Clean Air Act (CAA)
The first Clean Air Act (CAA) was enacted in 1963 authorizing the establishment of national program that is responsible for addressing issues related to air in the environment. Another mandate for CAA was to facilitate the translation of research findings into actionable techniques for reducing air pollution. The second CAA resulted from a revision of the first CAA in 1970(Vicario, & Ohliger, 2015). The revised CAA included the definition of EPA’s responsibilities for improving and protecting the quality of air in the United States and the stratospheric ozone layer. Additional legislation was included in the CAA in 1977 and 1990. The inclusion subdivided the country into air quality regions as well as setting the concentration standard for various air pollutants. The main objective was to minimize the amount pollutants in the air thus reducing the human health risks. CAA regulates the ambient air pollutants such as particulates, ozone, sulphur oxides (SOx), nitrogen oxides (NOx), Lead (Pb), Hydrocarbons (HCs) and Carbon Monoxide (CO).
The environmental law tasked the relevant institutions with the responsibility of developing technology-based emission standards for specific industry categories (SICs).The law specify the amount of pollutant a specific industry is allowed to emit into the air as well as compelling industries to state the technology they use(Vicario, & Ohliger, 2015). Congress included air toxics such as polychlorinated biphenyls and mercury in the 1990 amendment. The amendment also required environmental protection agency to identify industrial sources of toxic air based on the 187 list of air pollutants. Subsequently, the agency initiates steps of ensuring the industry change production processes or install control mechanism in order to significantly reduce air pollution. The last amendment also included programs of ensuring that the use of chemicals that lead to the emission of gases that deplete the ozone layer was phased in the production process.
The environmental law Clean Air Act was codified as 42 U.S.C et seq. The law sort to protect the environment and human health from emissions that pollute ambient, or outdoor air. The 1990 amendment ensured that the environmental law consisted of four major provisions: requirement for the prevention of catastrophic releases, standards for stationary “area source”, health-based standards and maximum achievable control technology (MACT)(McCarthy, et al., 2011).
- Maximum Achievable Control Technology (MACT): This is the technology-based emission standards developed by EPA. The agency is mandated to establish standards based on sources of 187 pollutants listed in the CAA. In addition, the agency is required to categories the source of pollutants based on the established emission standards(McCarthy, et al., 2011). Environmental protection agency is tasked with the responsibility of reviewing and revising emission standards periodically, generally after every eight years. It is also prerogative for the agency to respond to the petitions, add or remove source categories from the 187 pollutants listed. The environmental law requires EPA to establish emission standards for listed sources of pollutants. The set standards must achieve the “Maximum degree of reduction in emissions”. The establishment of the set standards must factor in the non-air-quality and economic factors in the implementation process. One requirement of MACT standards was that “it shall not be less stringent than the most stringent emissions level that is achieved in practice by the best controlled similar source.”

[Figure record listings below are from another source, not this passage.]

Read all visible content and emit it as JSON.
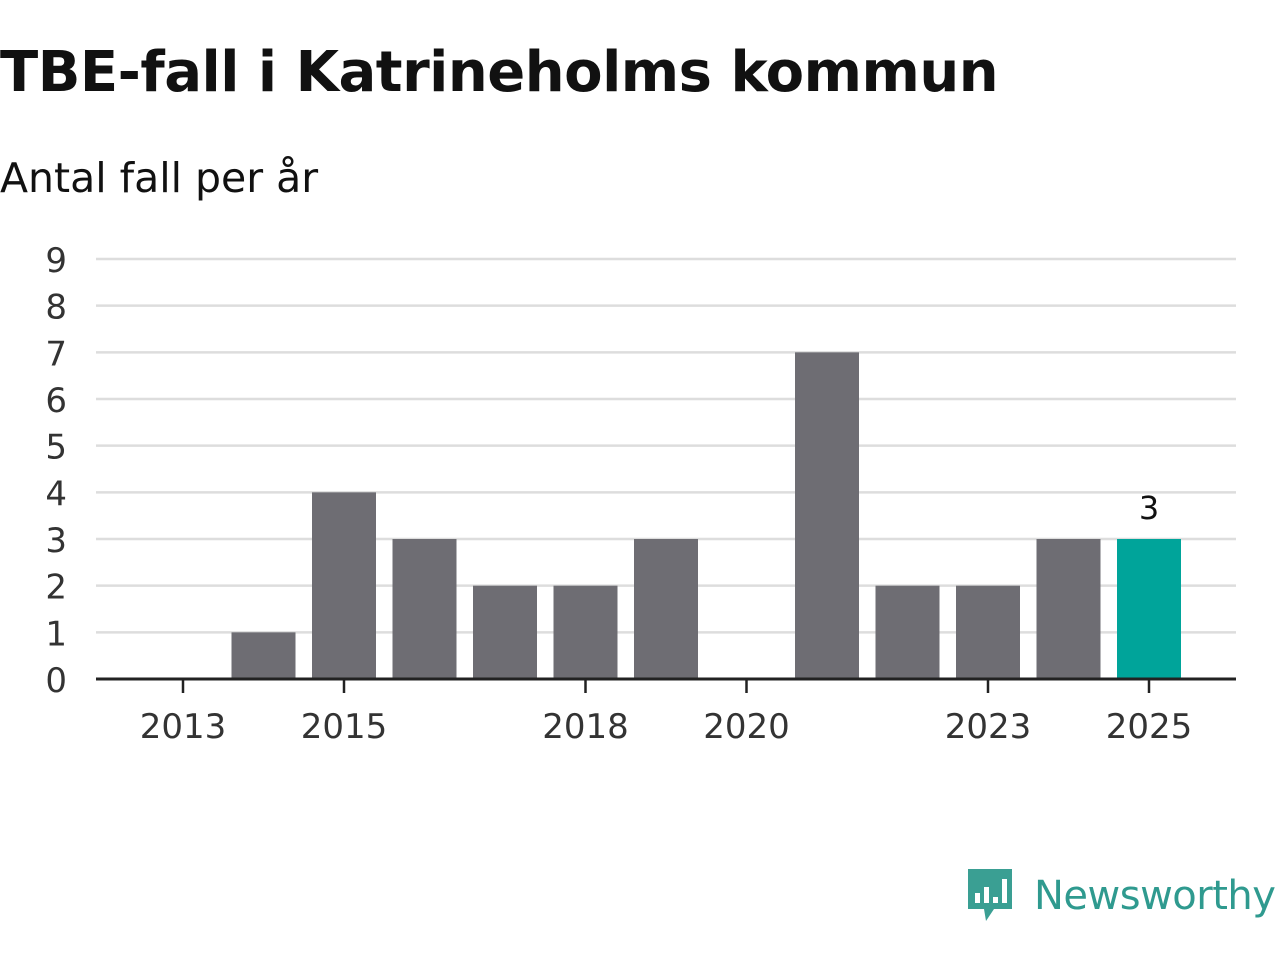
{
  "title": "TBE-fall i Katrineholms kommun",
  "subtitle": "Antal fall per år",
  "brand": {
    "name": "Newsworthy",
    "logo_icon": "newsworthy-bar-chart-icon",
    "color": "#3a9f93"
  },
  "chart_data": {
    "type": "bar",
    "title": "TBE-fall i Katrineholms kommun",
    "subtitle": "Antal fall per år",
    "xlabel": "",
    "ylabel": "",
    "categories": [
      2013,
      2014,
      2015,
      2016,
      2017,
      2018,
      2019,
      2020,
      2021,
      2022,
      2023,
      2024,
      2025
    ],
    "values": [
      0,
      1,
      4,
      3,
      2,
      2,
      3,
      0,
      7,
      2,
      2,
      3,
      3
    ],
    "x_tick_labels": [
      "2013",
      "2015",
      "2018",
      "2020",
      "2023",
      "2025"
    ],
    "y_ticks": [
      0,
      1,
      2,
      3,
      4,
      5,
      6,
      7,
      8,
      9
    ],
    "ylim": [
      0,
      9
    ],
    "grid": true,
    "bar_color": "#6e6d73",
    "highlight": {
      "category": 2025,
      "color": "#00a49a",
      "label": "3"
    }
  }
}
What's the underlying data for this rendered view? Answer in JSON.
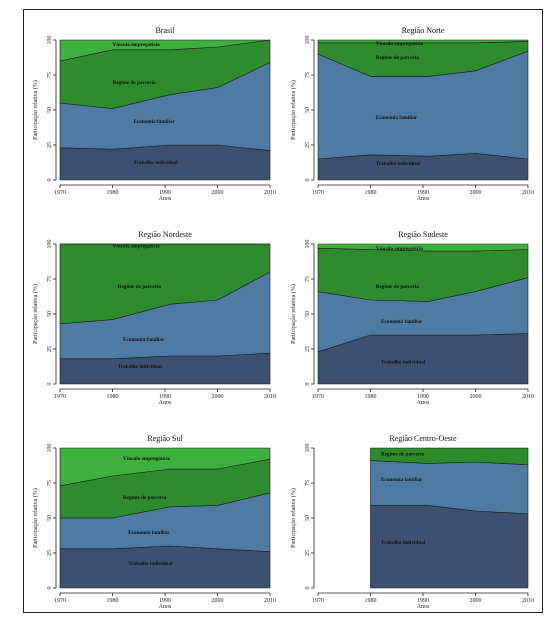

- Health-based standards: This is the second major provision of the environmental law. It requires the EPA to establish health-based standards that addressed the residual threats of adverse environmental and health effect existing after the implementation of MACT. The law directed the EPA in consultation with Surgeon General of the United States, prepare and submit a report to Congress detailing influence of residual risks to the public health and recommended legislation to minimize the risks(McCarthy, et al., 2011). In addition, the environmental law requires EPA to contract National Academy of Sciences (NAS) to conduct risk assessment, establish a Risk Assessment and Management Commission to inquire and prepare a report on the effects of policy and effective use of risk assessment and management
- Technology-based and health-based programs: This is the third major provision addressing the problem of major source of hazardous air pollution. The law requires EPA to set standards for stationary “area sources” identified to cause threat or adverse effect to the environment and human health(McCarthy, et al., 2011). This provision mandated the EPA to set regulations that controls stationary area sources considered liable for emitting 90 % of the identified thirty hazardous air pollutants that poses greater risks to the urban dwellers. Unlike MACT, EPA may formulate standards that imposes less stringent and readily available control technologies.
- Catastrophic releases of air toxics: The law mandated the EPA to constitute an independent Chemical Safety and Hazard Investigation Board. The independent board is tasked with the responsibility of inquiring into accidents that leads to emission of hazardous substances, carrying out research and developing reports that include recommendations on how to prevent sudden catastrophic releases as well as minimizing the risk of accidents(McCarthy, et al., 2011). The law also require EPA to provide guidelines for detecting, preventing and correcting catastrophic releases of hazardous substance by major sources.